Family of slain tourist have spoken of the
“hole in their hearts” a year after his death in South America. A year after Nick Heyward was shot in his family still wait for justice.

 

Wednesday
marks the one-year anniversary of the 31-year-old’s death in Mendoza,
Argentina, after two men on a motorbike allegedly attempted to steal his
backpack and shot him four times in broad daylight.
Two men,
aged 34 and 20, have been charged with murder. And as they await trial
later this year, Nick’s father, Ben Heyward, said the past year had been
heart-breaking.
“It’s a hard week, and a strange week. There
remains a big, black hole in all of our hearts. We are all still deeply
grieving,” Heyward told the Herald on Sunday from Papua New Guinea, where he is doing community work.
“Every
now and again someone will ask you a question, or a picture of his face
will pop up somewhere, and it stops me in my tracks.
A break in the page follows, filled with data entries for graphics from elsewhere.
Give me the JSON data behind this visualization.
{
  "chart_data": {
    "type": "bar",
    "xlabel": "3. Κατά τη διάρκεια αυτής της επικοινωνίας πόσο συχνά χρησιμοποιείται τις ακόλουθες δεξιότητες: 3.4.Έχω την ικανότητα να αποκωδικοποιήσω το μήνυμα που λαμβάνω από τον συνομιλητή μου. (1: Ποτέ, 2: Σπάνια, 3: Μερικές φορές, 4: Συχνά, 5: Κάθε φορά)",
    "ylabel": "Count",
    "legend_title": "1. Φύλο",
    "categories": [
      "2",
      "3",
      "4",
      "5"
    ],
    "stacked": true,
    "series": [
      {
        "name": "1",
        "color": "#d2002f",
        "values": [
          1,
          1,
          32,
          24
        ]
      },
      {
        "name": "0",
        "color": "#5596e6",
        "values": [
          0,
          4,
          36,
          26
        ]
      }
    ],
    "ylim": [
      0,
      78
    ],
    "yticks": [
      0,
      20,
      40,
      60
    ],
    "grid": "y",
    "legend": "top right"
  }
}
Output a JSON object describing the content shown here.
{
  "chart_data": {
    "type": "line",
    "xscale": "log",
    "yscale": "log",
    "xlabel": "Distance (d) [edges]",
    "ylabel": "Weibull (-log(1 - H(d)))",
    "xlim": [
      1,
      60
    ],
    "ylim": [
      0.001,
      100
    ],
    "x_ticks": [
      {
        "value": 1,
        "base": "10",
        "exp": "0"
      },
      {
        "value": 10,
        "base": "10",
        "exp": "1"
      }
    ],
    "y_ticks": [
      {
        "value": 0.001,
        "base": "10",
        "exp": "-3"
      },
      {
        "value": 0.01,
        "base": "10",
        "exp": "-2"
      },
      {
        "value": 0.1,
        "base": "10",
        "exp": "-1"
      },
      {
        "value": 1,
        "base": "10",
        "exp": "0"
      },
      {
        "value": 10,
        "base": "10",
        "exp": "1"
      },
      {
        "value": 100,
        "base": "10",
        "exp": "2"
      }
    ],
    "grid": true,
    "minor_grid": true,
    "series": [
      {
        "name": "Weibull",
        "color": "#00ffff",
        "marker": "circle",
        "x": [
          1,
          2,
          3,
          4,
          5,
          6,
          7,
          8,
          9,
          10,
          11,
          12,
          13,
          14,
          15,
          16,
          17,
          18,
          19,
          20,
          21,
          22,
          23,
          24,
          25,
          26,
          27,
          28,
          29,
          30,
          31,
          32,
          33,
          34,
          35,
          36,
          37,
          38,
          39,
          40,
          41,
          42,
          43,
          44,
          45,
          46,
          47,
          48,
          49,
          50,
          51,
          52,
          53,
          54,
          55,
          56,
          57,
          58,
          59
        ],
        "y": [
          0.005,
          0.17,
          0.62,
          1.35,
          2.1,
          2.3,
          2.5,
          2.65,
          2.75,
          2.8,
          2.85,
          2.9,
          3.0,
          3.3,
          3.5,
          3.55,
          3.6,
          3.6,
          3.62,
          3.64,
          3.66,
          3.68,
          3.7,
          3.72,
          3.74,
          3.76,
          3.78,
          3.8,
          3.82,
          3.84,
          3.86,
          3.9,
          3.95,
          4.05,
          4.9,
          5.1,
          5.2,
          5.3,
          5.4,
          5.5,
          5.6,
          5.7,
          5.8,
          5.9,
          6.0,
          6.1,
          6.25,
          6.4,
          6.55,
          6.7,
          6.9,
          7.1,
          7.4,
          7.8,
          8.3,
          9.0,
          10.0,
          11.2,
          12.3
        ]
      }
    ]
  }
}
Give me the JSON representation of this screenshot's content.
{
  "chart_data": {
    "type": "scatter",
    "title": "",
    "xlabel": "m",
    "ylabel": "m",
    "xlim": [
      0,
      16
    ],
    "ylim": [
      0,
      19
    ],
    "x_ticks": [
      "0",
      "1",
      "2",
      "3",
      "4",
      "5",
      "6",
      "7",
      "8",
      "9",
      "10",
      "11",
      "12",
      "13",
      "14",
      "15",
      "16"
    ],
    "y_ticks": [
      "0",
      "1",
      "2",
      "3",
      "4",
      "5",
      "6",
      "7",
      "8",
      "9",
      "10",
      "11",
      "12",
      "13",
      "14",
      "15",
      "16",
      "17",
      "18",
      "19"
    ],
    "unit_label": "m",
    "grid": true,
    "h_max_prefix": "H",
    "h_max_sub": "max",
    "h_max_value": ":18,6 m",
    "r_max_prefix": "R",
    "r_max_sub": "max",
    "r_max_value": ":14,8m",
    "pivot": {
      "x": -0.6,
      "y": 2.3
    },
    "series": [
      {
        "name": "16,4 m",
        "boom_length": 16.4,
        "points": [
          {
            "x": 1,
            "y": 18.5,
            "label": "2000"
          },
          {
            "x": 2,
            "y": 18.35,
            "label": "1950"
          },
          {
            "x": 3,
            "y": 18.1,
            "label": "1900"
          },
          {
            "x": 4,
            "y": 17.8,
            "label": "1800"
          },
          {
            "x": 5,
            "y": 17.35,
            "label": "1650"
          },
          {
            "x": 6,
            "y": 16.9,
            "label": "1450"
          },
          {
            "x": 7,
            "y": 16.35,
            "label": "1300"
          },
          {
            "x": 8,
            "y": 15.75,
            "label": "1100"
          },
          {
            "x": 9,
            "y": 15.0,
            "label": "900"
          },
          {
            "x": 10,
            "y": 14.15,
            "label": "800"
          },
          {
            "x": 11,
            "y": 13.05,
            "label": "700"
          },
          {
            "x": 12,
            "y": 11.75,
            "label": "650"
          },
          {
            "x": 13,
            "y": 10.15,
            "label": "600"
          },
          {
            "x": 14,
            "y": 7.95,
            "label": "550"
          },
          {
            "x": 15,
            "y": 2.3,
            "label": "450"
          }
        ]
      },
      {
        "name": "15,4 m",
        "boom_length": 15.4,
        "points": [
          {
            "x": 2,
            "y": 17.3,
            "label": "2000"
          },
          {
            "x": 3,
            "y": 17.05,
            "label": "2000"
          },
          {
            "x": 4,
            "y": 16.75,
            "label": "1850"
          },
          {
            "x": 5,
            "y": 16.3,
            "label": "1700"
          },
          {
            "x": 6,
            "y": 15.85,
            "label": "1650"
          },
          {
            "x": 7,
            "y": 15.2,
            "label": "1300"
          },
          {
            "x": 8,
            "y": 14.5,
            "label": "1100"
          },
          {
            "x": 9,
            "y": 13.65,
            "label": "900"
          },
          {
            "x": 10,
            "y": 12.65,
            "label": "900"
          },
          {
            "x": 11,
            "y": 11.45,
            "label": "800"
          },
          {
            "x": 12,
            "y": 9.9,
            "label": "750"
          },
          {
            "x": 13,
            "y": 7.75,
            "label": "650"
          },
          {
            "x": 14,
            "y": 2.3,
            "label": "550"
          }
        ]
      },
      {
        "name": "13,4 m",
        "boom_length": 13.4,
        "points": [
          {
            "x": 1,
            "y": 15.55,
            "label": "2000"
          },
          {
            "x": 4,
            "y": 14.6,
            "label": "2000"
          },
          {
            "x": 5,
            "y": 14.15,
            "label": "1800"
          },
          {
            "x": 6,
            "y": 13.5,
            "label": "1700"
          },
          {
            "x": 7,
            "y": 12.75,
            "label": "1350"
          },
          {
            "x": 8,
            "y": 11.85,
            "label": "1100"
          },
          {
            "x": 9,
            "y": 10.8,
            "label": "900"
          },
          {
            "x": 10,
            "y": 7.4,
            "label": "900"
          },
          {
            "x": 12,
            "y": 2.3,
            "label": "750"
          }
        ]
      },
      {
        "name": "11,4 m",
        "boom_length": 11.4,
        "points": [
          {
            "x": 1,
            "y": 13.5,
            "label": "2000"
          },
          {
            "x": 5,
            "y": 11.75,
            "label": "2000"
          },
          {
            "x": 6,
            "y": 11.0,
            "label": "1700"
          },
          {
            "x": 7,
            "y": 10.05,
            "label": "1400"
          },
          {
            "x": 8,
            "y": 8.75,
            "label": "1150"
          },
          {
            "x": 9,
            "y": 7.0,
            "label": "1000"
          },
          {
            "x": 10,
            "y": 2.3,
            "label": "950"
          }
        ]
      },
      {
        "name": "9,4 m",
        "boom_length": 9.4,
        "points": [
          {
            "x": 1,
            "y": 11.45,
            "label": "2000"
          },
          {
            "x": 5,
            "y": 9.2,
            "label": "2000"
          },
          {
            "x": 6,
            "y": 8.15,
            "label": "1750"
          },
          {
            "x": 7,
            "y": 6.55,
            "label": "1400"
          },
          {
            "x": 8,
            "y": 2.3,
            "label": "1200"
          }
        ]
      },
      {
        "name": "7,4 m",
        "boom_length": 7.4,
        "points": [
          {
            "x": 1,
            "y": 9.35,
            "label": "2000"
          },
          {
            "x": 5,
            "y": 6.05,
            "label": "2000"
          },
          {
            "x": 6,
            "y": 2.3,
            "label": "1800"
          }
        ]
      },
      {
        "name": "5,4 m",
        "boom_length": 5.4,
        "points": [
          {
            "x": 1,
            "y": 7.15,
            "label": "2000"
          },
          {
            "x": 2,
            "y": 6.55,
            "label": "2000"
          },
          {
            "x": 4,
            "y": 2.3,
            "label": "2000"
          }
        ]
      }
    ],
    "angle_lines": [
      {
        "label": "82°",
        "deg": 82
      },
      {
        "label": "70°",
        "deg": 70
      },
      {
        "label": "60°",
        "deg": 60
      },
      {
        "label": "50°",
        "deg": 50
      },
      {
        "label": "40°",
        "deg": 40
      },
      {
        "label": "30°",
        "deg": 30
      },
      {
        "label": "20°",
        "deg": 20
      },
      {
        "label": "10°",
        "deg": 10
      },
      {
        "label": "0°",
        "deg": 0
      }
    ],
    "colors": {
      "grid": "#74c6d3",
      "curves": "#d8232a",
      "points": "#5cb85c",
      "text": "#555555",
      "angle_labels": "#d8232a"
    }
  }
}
Before I know it,
my mind goes off and I’m thinking about Nick, and I realise he’s not
here.

“I made this big plan for our future, expecting him to get married soon and [have a family]. I feel cheated. Where’s my Nick?”
For
Nick’s brother, Stefan, who will hold a memorial evening for friends
and family at his Australian home next week, the situation is just as
raw.
“It’s been a hard year. It’s hard to come home when Nick
isn’t here and you know you’re not going to share any good times ever
again,” he said from Queensland. “What I do have to hold on to are the
memories of our childhood together, running around, playing sport. They
were some of the best times of my life.”
The Heyward family remains hopeful that those responsible for Nick’s death will be held to account.
Ben
Heyward said there was “a desire to see justice done”. But Stefan said
it was unlikely the family would travel to Argentina for the trial.
“We
all expect our children to bury us. In the end, you have to live with
the fact that it’s happened, that’s the way of the world,” Ben said.
“But
I will always remember a mature cheekiness in Nick, ever since he was a
little boy, and his relationship with his grandfather. We all saw a
special spark between Nick and his mum’s father. The similarities
between them — from their looks to their humour — were clear very early.
“There’s
a wonderful old family photograph of us all gathered in New Zealand,
with Nick parked on the arm of his grandfather’s chair, smack-bang in
the middle of the picture — which is exactly his rightful place.”